Sorry for the delay...

Right now, we use the beta version of node llama cpp which gives us better memory and context handling.

This beta also gives us rudimentary routing to the appropriate "ChatWrapper" based on the model name:

if (fileType?.toLowerCase() === "gguf") {
            const lowercaseName = name?.toLowerCase();
            const lowercaseSubType = subType?.toLowerCase();
            const splitLowercaseSubType = lowercaseSubType?.split("-") ?? [];
            const firstSplitLowercaseSubType = splitLowercaseSubType[0];

            if (lowercaseName === "llama") {
                if (splitLowercaseSubType.includes("chat"))
                    return LlamaChatWrapper;

                return GeneralChatWrapper;
            } else if (lowercaseName === "yarn" && firstSplitLowercaseSubType === "llama")
                return LlamaChatWrapper;
            else if (lowercaseName === "orca")
                return ChatMLChatWrapper;
            else if (lowercaseName === "phind" && lowercaseSubType === "codellama")
                return LlamaChatWrapper;
            else if (lowercaseName === "mistral")
                return GeneralChatWrapper;
            else if (firstSplitLowercaseSubType === "llama")
                return LlamaChatWrapper;
            else if (lowercaseSubType === "alpaca")
                return AlpacaChatWrapper;
            else if (lowercaseName === "functionary")
                return FunctionaryChatWrapper;
            else if (lowercaseName === "dolphin" && splitLowercaseSubType.includes("mistral"))
                return ChatMLChatWrapper;
        }

However, this is obviously not sufficient given that there are way more model choices.

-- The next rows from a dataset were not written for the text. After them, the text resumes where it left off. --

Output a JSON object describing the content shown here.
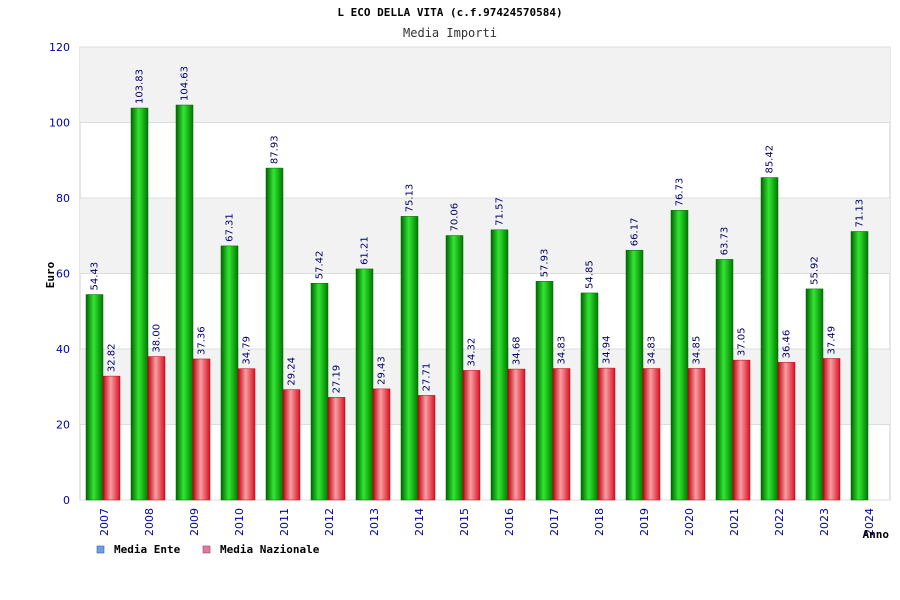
{
  "chart_data": {
    "type": "bar",
    "title": "L ECO DELLA VITA (c.f.97424570584)",
    "subtitle": "Media Importi",
    "xlabel": "Anno",
    "ylabel": "Euro",
    "ylim": [
      0,
      120
    ],
    "yticks": [
      "0",
      "20",
      "40",
      "60",
      "80",
      "100",
      "120"
    ],
    "categories": [
      "2007",
      "2008",
      "2009",
      "2010",
      "2011",
      "2012",
      "2013",
      "2014",
      "2015",
      "2016",
      "2017",
      "2018",
      "2019",
      "2020",
      "2021",
      "2022",
      "2023",
      "2024"
    ],
    "series": [
      {
        "name": "Media Ente",
        "values": [
          54.43,
          103.83,
          104.63,
          67.31,
          87.93,
          57.42,
          61.21,
          75.13,
          70.06,
          71.57,
          57.93,
          54.85,
          66.17,
          76.73,
          63.73,
          85.42,
          55.92,
          71.13
        ],
        "labels": [
          "54.43",
          "103.83",
          "104.63",
          "67.31",
          "87.93",
          "57.42",
          "61.21",
          "75.13",
          "70.06",
          "71.57",
          "57.93",
          "54.85",
          "66.17",
          "76.73",
          "63.73",
          "85.42",
          "55.92",
          "71.13"
        ]
      },
      {
        "name": "Media Nazionale",
        "values": [
          32.82,
          38.0,
          37.36,
          34.79,
          29.24,
          27.19,
          29.43,
          27.71,
          34.32,
          34.68,
          34.83,
          34.94,
          34.83,
          34.85,
          37.05,
          36.46,
          37.49,
          null
        ],
        "labels": [
          "32.82",
          "38.00",
          "37.36",
          "34.79",
          "29.24",
          "27.19",
          "29.43",
          "27.71",
          "34.32",
          "34.68",
          "34.83",
          "34.94",
          "34.83",
          "34.85",
          "37.05",
          "36.46",
          "37.49",
          ""
        ]
      }
    ],
    "legend": [
      "Media Ente",
      "Media Nazionale"
    ],
    "legend_position": "bottom-left",
    "grid": true
  },
  "colors": {
    "ente": "#00a000",
    "ente_dark": "#006400",
    "ente_light": "#33e633",
    "naz": "#e8202a",
    "naz_dark": "#c00010",
    "naz_light": "#f6a0a4",
    "legend_ente": "#6a9ee8",
    "legend_naz": "#e07aa0",
    "axis_text": "#0000aa",
    "label_text": "#000066",
    "band": "#f2f2f2"
  }
}
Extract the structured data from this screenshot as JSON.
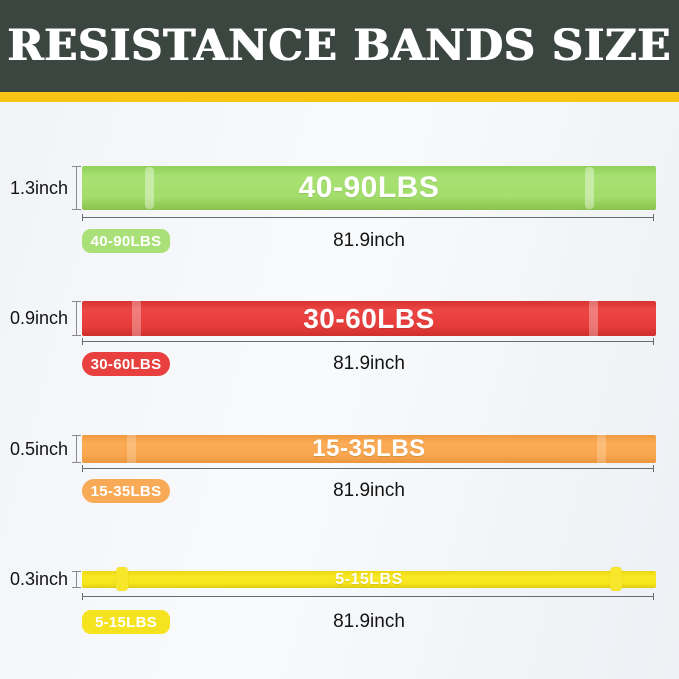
{
  "header": {
    "title": "RESISTANCE BANDS SIZE"
  },
  "theme": {
    "header_bg": "#3b4641",
    "accent_stripe": "#f8c515",
    "background": "#f4f6f8",
    "text_color": "#141414",
    "band_label_color": "#ffffff"
  },
  "bands": [
    {
      "name": "green-band",
      "color": "#9edb69",
      "thickness": "1.3inch",
      "resistance": "40-90LBS",
      "badge": "40-90LBS",
      "length": "81.9inch"
    },
    {
      "name": "red-band",
      "color": "#e63c3a",
      "thickness": "0.9inch",
      "resistance": "30-60LBS",
      "badge": "30-60LBS",
      "length": "81.9inch"
    },
    {
      "name": "orange-band",
      "color": "#f9a74f",
      "thickness": "0.5inch",
      "resistance": "15-35LBS",
      "badge": "15-35LBS",
      "length": "81.9inch"
    },
    {
      "name": "yellow-band",
      "color": "#f5e318",
      "thickness": "0.3inch",
      "resistance": "5-15LBS",
      "badge": "5-15LBS",
      "length": "81.9inch"
    }
  ]
}
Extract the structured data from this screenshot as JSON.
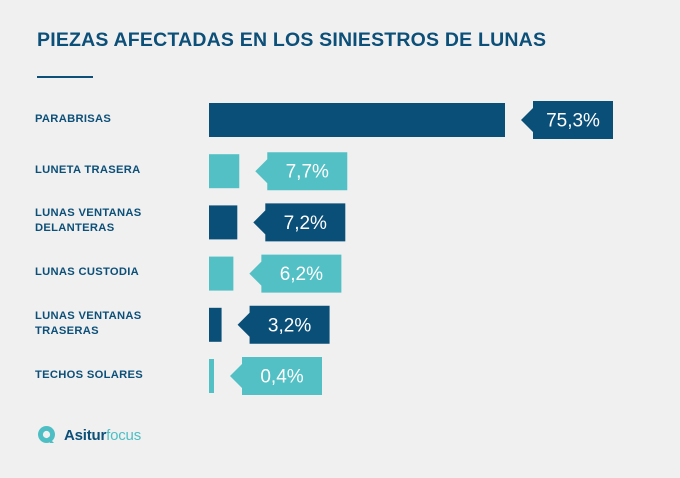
{
  "colors": {
    "dark": "#0a4f78",
    "light": "#52c0c4",
    "title": "#0c4f78"
  },
  "chart_data": {
    "type": "bar",
    "orientation": "horizontal",
    "title": "PIEZAS AFECTADAS EN LOS SINIESTROS DE LUNAS",
    "categories": [
      "PARABRISAS",
      "LUNETA TRASERA",
      "LUNAS  VENTANAS\nDELANTERAS",
      "LUNAS CUSTODIA",
      "LUNAS VENTANAS\nTRASERAS",
      "TECHOS SOLARES"
    ],
    "values": [
      75.3,
      7.7,
      7.2,
      6.2,
      3.2,
      0.4
    ],
    "value_labels": [
      "75,3%",
      "7,7%",
      "7,2%",
      "6,2%",
      "3,2%",
      "0,4%"
    ],
    "bar_colors": [
      "dark",
      "light",
      "dark",
      "light",
      "dark",
      "light"
    ],
    "unit": "%",
    "xlim": [
      0,
      80
    ]
  },
  "brand": {
    "part1": "Asitur",
    "part2": "focus"
  }
}
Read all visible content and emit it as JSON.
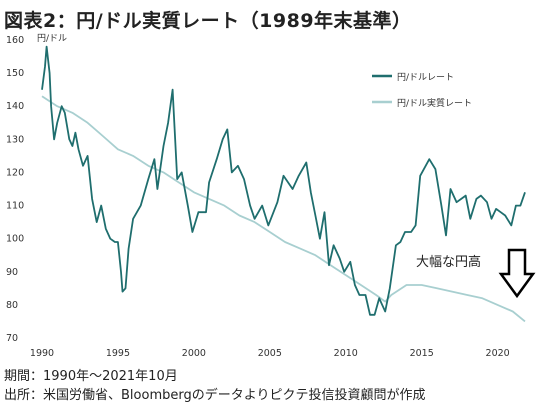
{
  "title": "図表2：円/ドル実質レート（1989年末基準）",
  "notes": {
    "period": "期間：1990年～2021年10月",
    "source": "出所：米国労働省、Bloombergのデータよりピクテ投信投資顧問が作成"
  },
  "chart_data": {
    "type": "line",
    "ylabel": "円/ドル",
    "ylim": [
      70,
      160
    ],
    "xlim": [
      1990,
      2022
    ],
    "yticks": [
      70,
      80,
      90,
      100,
      110,
      120,
      130,
      140,
      150,
      160
    ],
    "xticks": [
      1990,
      1995,
      2000,
      2005,
      2010,
      2015,
      2020
    ],
    "grid": false,
    "legend_position": "top-right",
    "annotation": "大幅な円高",
    "series": [
      {
        "name": "円/ドルレート",
        "color": "#1f6e6e",
        "points": [
          [
            1990.0,
            145
          ],
          [
            1990.2,
            152
          ],
          [
            1990.3,
            158
          ],
          [
            1990.5,
            150
          ],
          [
            1990.6,
            140
          ],
          [
            1990.8,
            130
          ],
          [
            1991.0,
            135
          ],
          [
            1991.3,
            140
          ],
          [
            1991.5,
            138
          ],
          [
            1991.8,
            130
          ],
          [
            1992.0,
            128
          ],
          [
            1992.2,
            132
          ],
          [
            1992.4,
            127
          ],
          [
            1992.7,
            122
          ],
          [
            1993.0,
            125
          ],
          [
            1993.3,
            112
          ],
          [
            1993.6,
            105
          ],
          [
            1993.9,
            110
          ],
          [
            1994.2,
            103
          ],
          [
            1994.5,
            100
          ],
          [
            1994.8,
            99
          ],
          [
            1995.0,
            99
          ],
          [
            1995.2,
            90
          ],
          [
            1995.3,
            84
          ],
          [
            1995.5,
            85
          ],
          [
            1995.7,
            97
          ],
          [
            1996.0,
            106
          ],
          [
            1996.5,
            110
          ],
          [
            1997.0,
            118
          ],
          [
            1997.4,
            124
          ],
          [
            1997.6,
            115
          ],
          [
            1998.0,
            128
          ],
          [
            1998.3,
            135
          ],
          [
            1998.6,
            145
          ],
          [
            1998.9,
            118
          ],
          [
            1999.2,
            120
          ],
          [
            1999.6,
            110
          ],
          [
            1999.9,
            102
          ],
          [
            2000.3,
            108
          ],
          [
            2000.8,
            108
          ],
          [
            2001.0,
            117
          ],
          [
            2001.5,
            124
          ],
          [
            2001.9,
            130
          ],
          [
            2002.2,
            133
          ],
          [
            2002.5,
            120
          ],
          [
            2002.9,
            122
          ],
          [
            2003.3,
            118
          ],
          [
            2003.7,
            110
          ],
          [
            2004.0,
            106
          ],
          [
            2004.5,
            110
          ],
          [
            2004.9,
            104
          ],
          [
            2005.5,
            111
          ],
          [
            2005.9,
            119
          ],
          [
            2006.5,
            115
          ],
          [
            2006.9,
            119
          ],
          [
            2007.4,
            123
          ],
          [
            2007.7,
            114
          ],
          [
            2008.0,
            107
          ],
          [
            2008.3,
            100
          ],
          [
            2008.6,
            108
          ],
          [
            2008.9,
            92
          ],
          [
            2009.2,
            98
          ],
          [
            2009.6,
            94
          ],
          [
            2009.9,
            90
          ],
          [
            2010.3,
            93
          ],
          [
            2010.6,
            86
          ],
          [
            2010.9,
            83
          ],
          [
            2011.3,
            83
          ],
          [
            2011.6,
            77
          ],
          [
            2011.9,
            77
          ],
          [
            2012.2,
            82
          ],
          [
            2012.6,
            78
          ],
          [
            2012.9,
            85
          ],
          [
            2013.3,
            98
          ],
          [
            2013.6,
            99
          ],
          [
            2013.9,
            102
          ],
          [
            2014.3,
            102
          ],
          [
            2014.6,
            104
          ],
          [
            2014.9,
            119
          ],
          [
            2015.5,
            124
          ],
          [
            2015.9,
            121
          ],
          [
            2016.3,
            110
          ],
          [
            2016.6,
            101
          ],
          [
            2016.9,
            115
          ],
          [
            2017.3,
            111
          ],
          [
            2017.6,
            112
          ],
          [
            2017.9,
            113
          ],
          [
            2018.2,
            106
          ],
          [
            2018.6,
            112
          ],
          [
            2018.9,
            113
          ],
          [
            2019.3,
            111
          ],
          [
            2019.6,
            106
          ],
          [
            2019.9,
            109
          ],
          [
            2020.2,
            108
          ],
          [
            2020.5,
            107
          ],
          [
            2020.9,
            104
          ],
          [
            2021.2,
            110
          ],
          [
            2021.5,
            110
          ],
          [
            2021.8,
            114
          ]
        ]
      },
      {
        "name": "円/ドル実質レート",
        "color": "#a8cfd0",
        "points": [
          [
            1990.0,
            143
          ],
          [
            1991.0,
            140
          ],
          [
            1992.0,
            138
          ],
          [
            1993.0,
            135
          ],
          [
            1994.0,
            131
          ],
          [
            1995.0,
            127
          ],
          [
            1996.0,
            125
          ],
          [
            1997.0,
            122
          ],
          [
            1998.0,
            120
          ],
          [
            1999.0,
            117
          ],
          [
            2000.0,
            114
          ],
          [
            2001.0,
            112
          ],
          [
            2002.0,
            110
          ],
          [
            2003.0,
            107
          ],
          [
            2004.0,
            105
          ],
          [
            2005.0,
            102
          ],
          [
            2006.0,
            99
          ],
          [
            2007.0,
            97
          ],
          [
            2008.0,
            95
          ],
          [
            2009.0,
            92
          ],
          [
            2010.0,
            89
          ],
          [
            2011.0,
            86
          ],
          [
            2012.0,
            83
          ],
          [
            2012.6,
            81
          ],
          [
            2013.0,
            83
          ],
          [
            2014.0,
            86
          ],
          [
            2015.0,
            86
          ],
          [
            2016.0,
            85
          ],
          [
            2017.0,
            84
          ],
          [
            2018.0,
            83
          ],
          [
            2019.0,
            82
          ],
          [
            2020.0,
            80
          ],
          [
            2021.0,
            78
          ],
          [
            2021.8,
            75
          ]
        ]
      }
    ]
  }
}
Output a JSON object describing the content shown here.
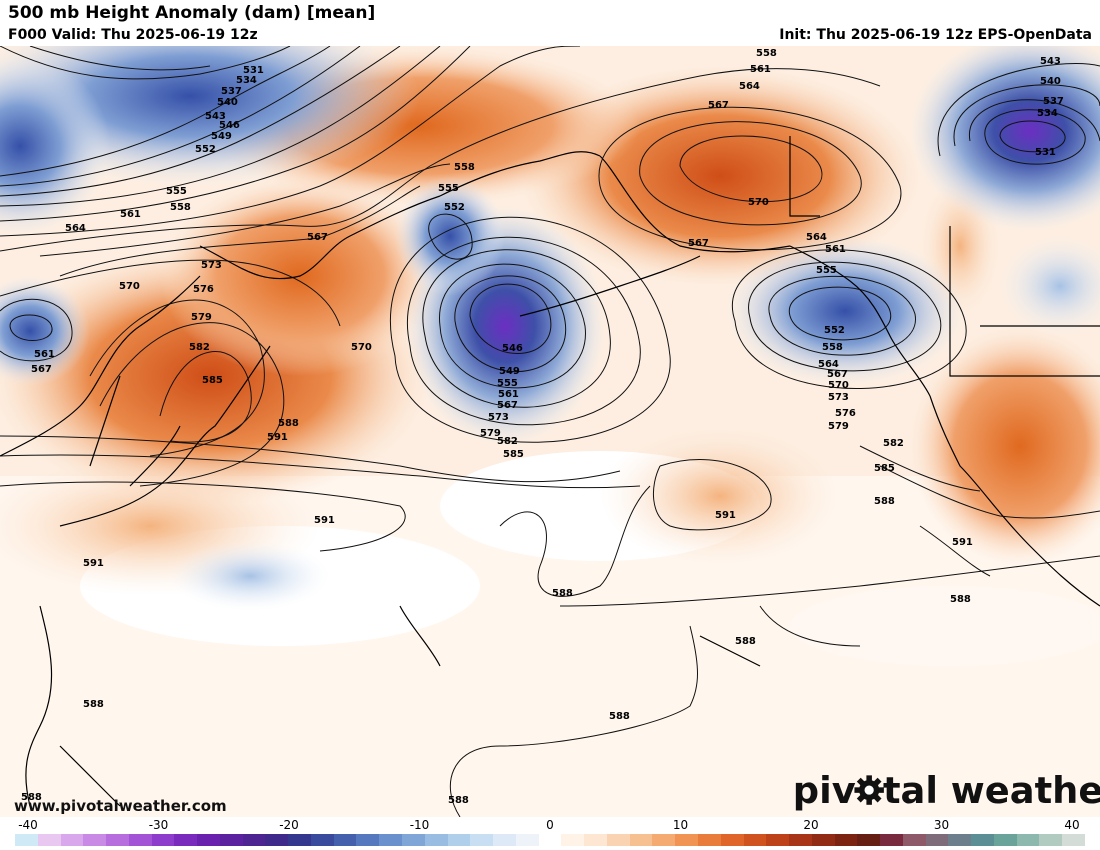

And we should probably allow the user to optionally declare a custom prompt per model they add and create a custom chat wrapper as shown on this page. I think this would be quite a big task across the frontend and backend parts.

Perhaps a more lowhanging fruit kind of task that would add lots of value is literally just system prompts. We don't do it right now because I just haven't had a chance to get to it.

It'd involve having a default system prompt and allowing the user to modify a system prompt in settings, then passing it into both llamacpp and openai handlers. Do you want to tackle that?